George Kubler è stato un teorico dell’estetica e uno specialista di arte pre-colombiana e ibero-americana del Messico.

La sua opera principale è The Shape of Time: Remarks on the History of Things, del 1962. George Kubler è stato allievo e studioso di Henri Focillon e dei massimi studiosi di arte precolombiana e postcolombiana soprattutto in Messico. Nel suo The Shape of Time formula la nozione di “storia dell’arte come storia delle cose”, in quanto storia della cultura materiale. Kubler invita a ricomprendere nel concetto di arte “oltre alle tante cose belle, poetiche e non utili di questo mondo, tutti i manufatti umani in generale” (the whole range of (hu)man-made things), così da far coincidere “l’universo delle cose fatte dall’uomo con la storia dell’arte, con la conseguente e immediata necessità di formulare una nuova linea di interpretazione nello studio di queste stesse cose”. La ‘storia delle cose’ è per lui una antropologia delle tecniche, interessata al “processo che trasforma ininterrottamente le capacità sensoriali umane e il sapere mediante scoperte continue”. È utile quindi “riunire idee e cose sotto la rubrica di ‘forme visive’, includendo in questo termine sia i manufatti che le opere d’arte, le repliche e gli esemplari unici, gli arnesi e le espressioni, in breve, tutte quelle materie lavorate dalla mano sotto la guida di idee collegate e sviluppate in sequenza temporale […] Scienza e arte si occupano ambedue di certi bisogni umani che la mente e le mani soddisfano producendo cose.

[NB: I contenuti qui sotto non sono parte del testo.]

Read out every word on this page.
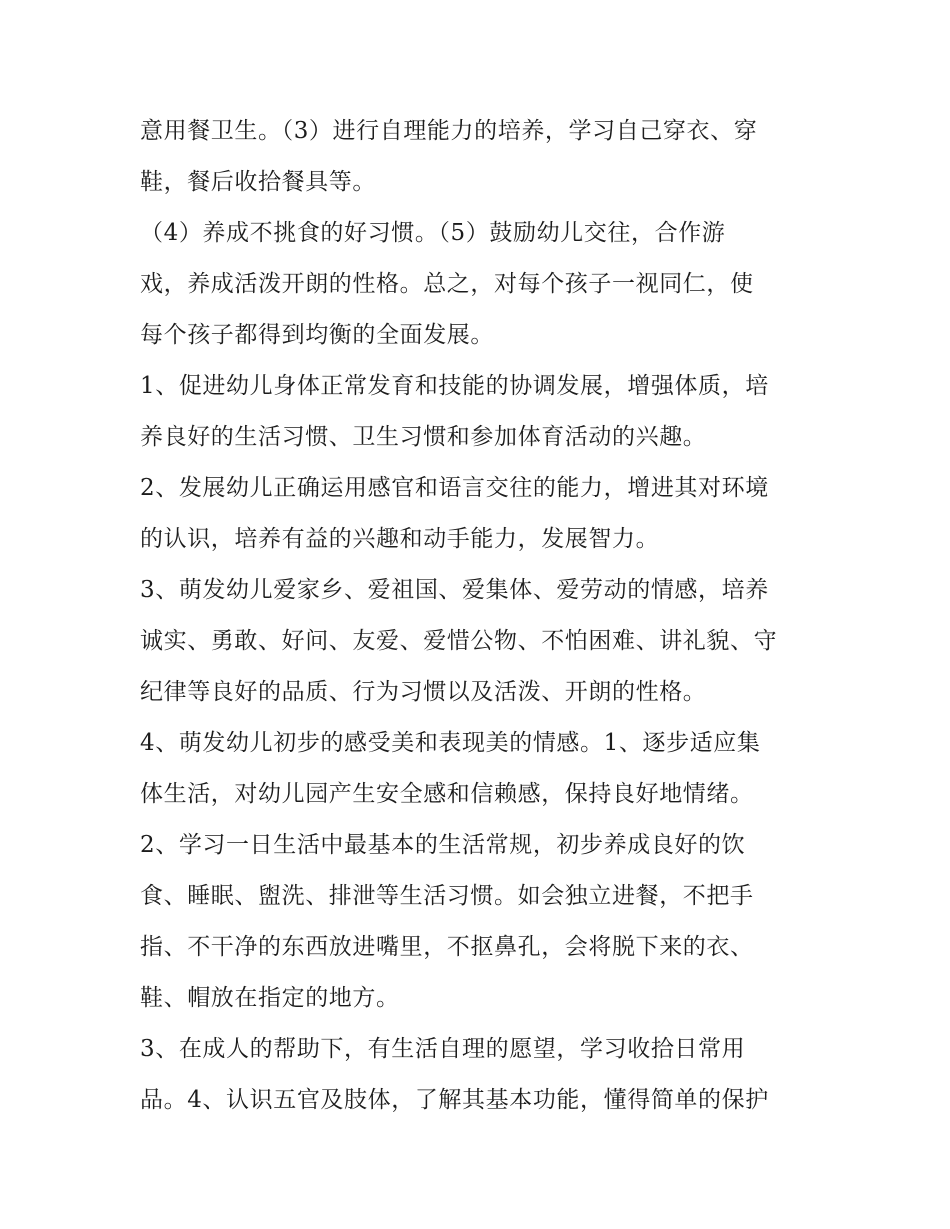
意用餐卫生。（3）进行自理能力的培养，学习自己穿衣、穿
鞋，餐后收拾餐具等。
（4）养成不挑食的好习惯。（5）鼓励幼儿交往，合作游
戏，养成活泼开朗的性格。总之，对每个孩子一视同仁，使
每个孩子都得到均衡的全面发展。
1、促进幼儿身体正常发育和技能的协调发展，增强体质，培
养良好的生活习惯、卫生习惯和参加体育活动的兴趣。
2、发展幼儿正确运用感官和语言交往的能力，增进其对环境
的认识，培养有益的兴趣和动手能力，发展智力。
3、萌发幼儿爱家乡、爱祖国、爱集体、爱劳动的情感，培养
诚实、勇敢、好问、友爱、爱惜公物、不怕困难、讲礼貌、守
纪律等良好的品质、行为习惯以及活泼、开朗的性格。
4、萌发幼儿初步的感受美和表现美的情感。1、逐步适应集
体生活，对幼儿园产生安全感和信赖感，保持良好地情绪。
2、学习一日生活中最基本的生活常规，初步养成良好的饮
食、睡眠、盥洗、排泄等生活习惯。如会独立进餐，不把手
指、不干净的东西放进嘴里，不抠鼻孔，会将脱下来的衣、
鞋、帽放在指定的地方。
3、在成人的帮助下，有生活自理的愿望，学习收拾日常用
品。4、认识五官及肢体，了解其基本功能，懂得简单的保护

Arnesi e strumenti, simboli ed espressioni corrispondono ugualmente a determinati bisogni e tutti devono essere prima progettati e poi eseguiti […] Oggi appare di nuovo chiaro che l’artista è un artigiano e che egli appartiene a un raggruppamento umano distinto quale homo faber, il cui compito è quello di evocare un perpetuo rinnovamento di forme della materia.

Concentrandosi sulla storia delle cose nei loro rapporti di influenze e filiazioni nel tempo, Kubler critica la nozione kantiana di contemplazione disinteressata e il culto dell’autorialità e dell’opera unica, tipico della cultura euro-americana degli ultimi secoli. Nel far questo ha bisogno non di mettere in secondo piano l’artista, ma di non trascurare l’uomo operatore, il semplice lavoratore e produttore di cose utili.